Sterre was een nieuwsgierig meisje van 11 maanden oud die maar al te graag rondkroop. “Mijn moeder stond met een vriend in de keuken en ze hadden net koffie gezet.” Waar haar moeder altijd het snoer van het koffiezetapparaat zorgvuldig opborg, wist haar vriend niet dat dit moest. “Hierdoor hing het snoer laag en ik vond dit natuurlijk heel interessant.” Sterre kreeg het snoer te pakken en trok eraan. “De koffiepot viel om en de inhoud gutste over mijn been en voet heen.” Vooral de koffiedrap bleef lang doorbranden op het voetje van Sterre. “Mijn moeder zag het gebeuren en zette mij direct in de gootsteen om te koelen.”

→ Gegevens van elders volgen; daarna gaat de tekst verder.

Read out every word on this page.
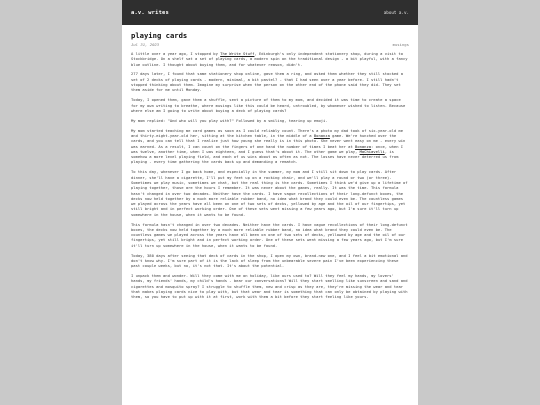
a.v. writes	about a.v.
playing cards
Jul 31, 2023	musings

A little over a year ago, I stopped by The Write Stuff, Edinburgh's only independent stationery shop, during a visit to Stockbridge. On a shelf sat a set of playing cards, a modern spin on the traditional design - a bit playful, with a fancy blue outline. I thought about buying them, and for whatever reason, didn't.

277 days later, I found that same stationery shop online, gave them a ring, and asked them whether they still stocked a set of 2 decks of playing cards - modern, minimal, a bit pastel? - that I had seen over a year before. I still hadn't stopped thinking about them. Imagine my surprise when the person on the other end of the phone said they did. They set them aside for me until Monday.

Today, I opened them, gave them a shuffle, sent a picture of them to my mom, and decided it was time to create a space for my own writing to breathe, where musings like this could be heard, untroubled, by whomever wished to listen. Because where else am I going to write about buying a deck of playing cards?

My mom replied: "And who will you play with?" Followed by a smiling, tearing up emoji.

My mom started teaching me card games as soon as I could reliably count. There's a photo my dad took of six-year-old me and thirty-eight-year-old her, sitting at the kitchen table, in the middle of a Bonanza game. We're hunched over the cards, and you can tell that I realize just how young she really is in this photo. She never went easy on me - every win was earned. As a result, I can count on the fingers of one hand the number of times I beat her at Bonanza: once, when I was twelve, another time, when I was eighteen, and I guess that's about it. The other game we play, MaChiavelli, is somehow a more level playing field, and each of us wins about as often as not. The losses have never deterred us from playing - every time gathering the cards back up and demanding a rematch.

To this day, whenever I go back home, and especially in the summer, my mom and I still sit down to play cards. After dinner, she'll have a cigarette, I'll put my feet up on a rocking chair, and we'll play a round or two (or three). Sometimes we play music, sometimes we chat, but the real thing is the cards. Sometimes I think we'd give up a lifetime of playing together, those are the hours I remember. It was never about the games, really. It was the time. This formula hasn't changed in over two decades. Neither have the cards. I have vague recollections of their long-defunct boxes, the decks now held together by a much more reliable rubber band, no idea what brand they could even be. The countless games we played across the years have all been on one of two sets of decks, yellowed by age and the oil of our fingertips, yet still bright and in perfect working order. One of these sets went missing a few years ago, but I'm sure it'll turn up somewhere in the house, when it wants to be found.

This formula hasn't changed in over two decades. Neither have the cards. I have vague recollections of their long-defunct boxes, the decks now held together by a much more reliable rubber band, no idea what brand they could even be. The countless games we played across the years have all been on one of two sets of decks, yellowed by age and the oil of our fingertips, yet still bright and in perfect working order. One of these sets went missing a few years ago, but I'm sure it'll turn up somewhere in the house, when it wants to be found.

Today, 380 days after seeing that deck of cards in the shop, I open my own, brand-new one, and I feel a bit emotional and don't know why. I'm sure part of it is the lack of sleep from the unbearable severe pain I've been experiencing these past couple weeks, but no, it's not that. It's about the potential.

I unpack them and wonder. Will they come with me on holiday, like ours used to? Will they feel my hands, my lovers' hands, my friends' hands, my child's hands - bear our conversations? Will they start smelling like sunscreen and sand and cigarettes and mosquito spray? I struggle to shuffle them, new and crisp as they are, they're missing the wear and tear that makes playing cards nice to play with, but that wear and tear is something that can only be obtained by playing with them, so you have to put up with it at first, work with them a bit before they start feeling like yours.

Na het koelen ging Sterre met haar moeder naar de huisarts. “Het was hier heel druk en we werden weggestuurd met vette gaasjes en verband.” Haar moeder verzorgde baby Sterre dagelijks, maar op een gegeven moment vertrouwde ze het niet meer. “Er kwamen grote blaren op mijn voet en die begonnen in te zakken. Toen dacht mijn moeder: dit is niet goed.” Een andere huisarts kwam langs en bevestigde dat ze beter naar het ziekenhuis konden gaan.
Met de verwachting dat ze ’s middags weer naar huis konden, gingen ze naar het ziekenhuis. “Toen ze zeiden dat ik pas twee weken na mijn operatie weer naar huis mocht, schrok mijn moeder enorm. Door de ziekenhuisopname moest ze stoppen met borstvoeding en kon ze mij relatief weinig zien. Dit was voor haar heel zwaar.” Aan de hand van het schrijven van dagboeken werd Sterre’s verblijf in het ziekenhuis bijgehouden door haar moeder en andere familie en vrienden.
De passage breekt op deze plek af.